Potential injected malicious code into files referenced by the pipeline configuration file

ID

indirect_poisoned_pipeline_execution

Severity

critical

Family

CI/ CD Security

Tags

cicd-sec-04, cicd-security, infrastructure, reachable, security

Description

Poisoned Pipeline Execution (PPE) risks refer to the ability of an attacker with access to source control systems - and without access to the build environment, to manipulate the build process by injecting malicious code/commands into the build pipeline configuration, essentially ‘poisoning’ the pipeline and running malicious code as part of the build process.

There are three types of PPE:

  • Direct PPE (D-PPE): The attacker modifies the CI config file in a repository they have access to, either by pushing the change directly to an unprotected remote branch on the repo, or by submitting a PR with the change from a branch or a fork

  • Indirect PPE (I-PPE): The attacker cannot modify the pipeline itself, but he/ she may gain control of a script which is executed in the pipeline.

  • Public-PPE (3PE): The CI pipeline of a public repository runs unreviewed code suggested by anonymous users.

This detector focuses on detecting Indirect PPE. Vulnerable pipelines are those that:

  • Use secrets.

  • Perform a checkout of the PR code.

  • Invoke other repository scripts or files.

Security

In a successful PPE attack, attackers execute malicious unreviewed code in the CI. This provides the attacker with the same abilities and level of access as the build job, including:

  • Access to any secret available to the CI job, such as secrets.

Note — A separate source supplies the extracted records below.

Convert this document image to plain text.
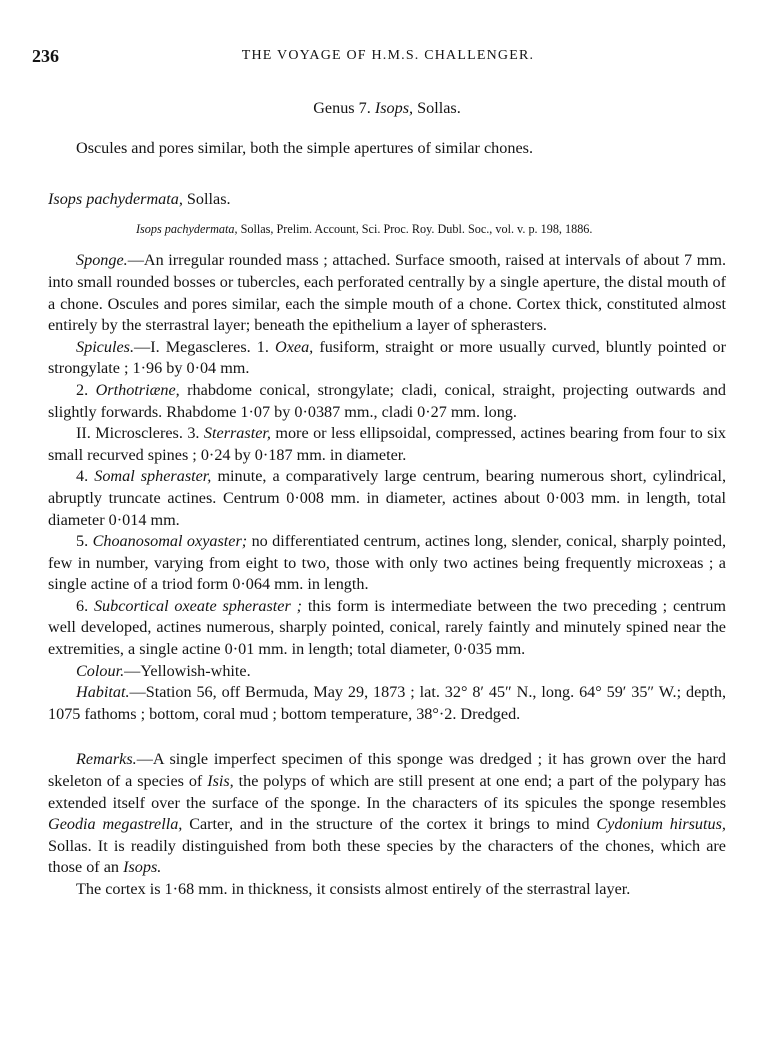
236	THE VOYAGE OF H.M.S. CHALLENGER.

Genus 7. Isops, Sollas.

Oscules and pores similar, both the simple apertures of similar chones.

Isops pachydermata, Sollas.

Isops pachydermata, Sollas, Prelim. Account, Sci. Proc. Roy. Dubl. Soc., vol. v. p. 198, 1886.

Sponge.—An irregular rounded mass ; attached. Surface smooth, raised at intervals of about 7 mm. into small rounded bosses or tubercles, each perforated centrally by a single aperture, the distal mouth of a chone. Oscules and pores similar, each the simple mouth of a chone. Cortex thick, constituted almost entirely by the sterrastral layer; beneath the epithelium a layer of spherasters.

Spicules.—I. Megascleres. 1. Oxea, fusiform, straight or more usually curved, bluntly pointed or strongylate ; 1·96 by 0·04 mm.

2. Orthotriæne, rhabdome conical, strongylate; cladi, conical, straight, projecting outwards and slightly forwards. Rhabdome 1·07 by 0·0387 mm., cladi 0·27 mm. long.

II. Microscleres. 3. Sterraster, more or less ellipsoidal, compressed, actines bearing from four to six small recurved spines ; 0·24 by 0·187 mm. in diameter.

4. Somal spheraster, minute, a comparatively large centrum, bearing numerous short, cylindrical, abruptly truncate actines. Centrum 0·008 mm. in diameter, actines about 0·003 mm. in length, total diameter 0·014 mm.

5. Choanosomal oxyaster; no differentiated centrum, actines long, slender, conical, sharply pointed, few in number, varying from eight to two, those with only two actines being frequently microxeas ; a single actine of a triod form 0·064 mm. in length.

6. Subcortical oxeate spheraster ; this form is intermediate between the two preceding ; centrum well developed, actines numerous, sharply pointed, conical, rarely faintly and minutely spined near the extremities, a single actine 0·01 mm. in length; total diameter, 0·035 mm.

Colour.—Yellowish-white.

Habitat.—Station 56, off Bermuda, May 29, 1873 ; lat. 32° 8′ 45″ N., long. 64° 59′ 35″ W.; depth, 1075 fathoms ; bottom, coral mud ; bottom temperature, 38°·2. Dredged.

Remarks.—A single imperfect specimen of this sponge was dredged ; it has grown over the hard skeleton of a species of Isis, the polyps of which are still present at one end; a part of the polypary has extended itself over the surface of the sponge. In the characters of its spicules the sponge resembles Geodia megastrella, Carter, and in the structure of the cortex it brings to mind Cydonium hirsutus, Sollas. It is readily distinguished from both these species by the characters of the chones, which are those of an Isops.

The cortex is 1·68 mm. in thickness, it consists almost entirely of the sterrastral layer.
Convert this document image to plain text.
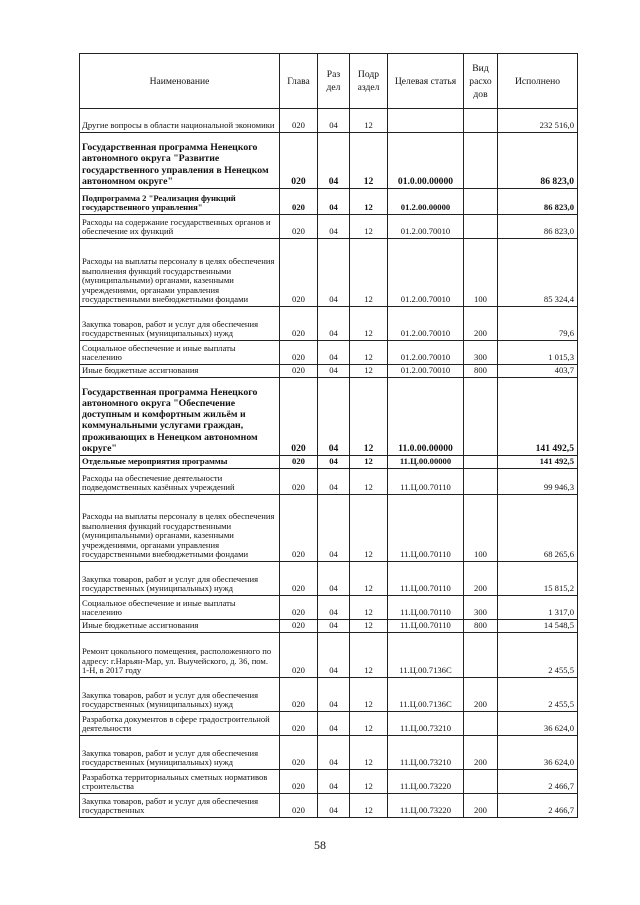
Наименование	Глава	Раз дел	Подр аздел	Целевая статья	Вид расхо дов	Исполнено
Другие вопросы в области национальной экономики	020	04	12			232 516,0
Государственная программа Ненецкого автономного округа "Развитие государственного управления в Ненецком автономном округе"	020	04	12	01.0.00.00000		86 823,0
Подпрограмма 2 "Реализация функций государственного управления"	020	04	12	01.2.00.00000		86 823,0
Расходы на содержание государственных органов и обеспечение их функций	020	04	12	01.2.00.70010		86 823,0
Расходы на выплаты персоналу в целях обеспечения выполнения функций государственными (муниципальными) органами, казенными учреждениями, органами управления государственными внебюджетными фондами	020	04	12	01.2.00.70010	100	85 324,4
Закупка товаров, работ и услуг для обеспечения государственных (муниципальных) нужд	020	04	12	01.2.00.70010	200	79,6
Социальное обеспечение и иные выплаты населению	020	04	12	01.2.00.70010	300	1 015,3
Иные бюджетные ассигнования	020	04	12	01.2.00.70010	800	403,7
Государственная программа Ненецкого автономного округа "Обеспечение доступным и комфортным жильём и коммунальными услугами граждан, проживающих в Ненецком автономном округе"	020	04	12	11.0.00.00000		141 492,5
Отдельные мероприятия программы	020	04	12	11.Ц.00.00000		141 492,5
Расходы на обеспечение деятельности подведомственных казённых учреждений	020	04	12	11.Ц.00.70110		99 946,3
Расходы на выплаты персоналу в целях обеспечения выполнения функций государственными (муниципальными) органами, казенными учреждениями, органами управления государственными внебюджетными фондами	020	04	12	11.Ц.00.70110	100	68 265,6
Закупка товаров, работ и услуг для обеспечения государственных (муниципальных) нужд	020	04	12	11.Ц.00.70110	200	15 815,2
Социальное обеспечение и иные выплаты населению	020	04	12	11.Ц.00.70110	300	1 317,0
Иные бюджетные ассигнования	020	04	12	11.Ц.00.70110	800	14 548,5
Ремонт цокольного помещения, расположенного по адресу: г.Нарьян-Мар, ул. Выучейского, д. 36, пом. 1-Н, в 2017 году	020	04	12	11.Ц.00.7136С		2 455,5
Закупка товаров, работ и услуг для обеспечения государственных (муниципальных) нужд	020	04	12	11.Ц.00.7136С	200	2 455,5
Разработка документов в сфере градостроительной деятельности	020	04	12	11.Ц.00.73210		36 624,0
Закупка товаров, работ и услуг для обеспечения государственных (муниципальных) нужд	020	04	12	11.Ц.00.73210	200	36 624,0
Разработка территориальных сметных нормативов строительства	020	04	12	11.Ц.00.73220		2 466,7
Закупка товаров, работ и услуг для обеспечения государственных	020	04	12	11.Ц.00.73220	200	2 466,7
58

  • Access to external assets the job node has permissions to, such as files stored in the node’s file system, or credentials to a cloud environment accessible through the underlying host.

  • Ability to ship code and artifacts further down the pipeline, in the guise of legitimate code built by the build process.

  • Ability to access additional hosts and assets in the network/environment of the job node.

Mitigation / Fix

  • Don’t check out the Pull Request code in the pipeline.

  • Keep the pipeline and the invoked scripts/ files into a separate repository.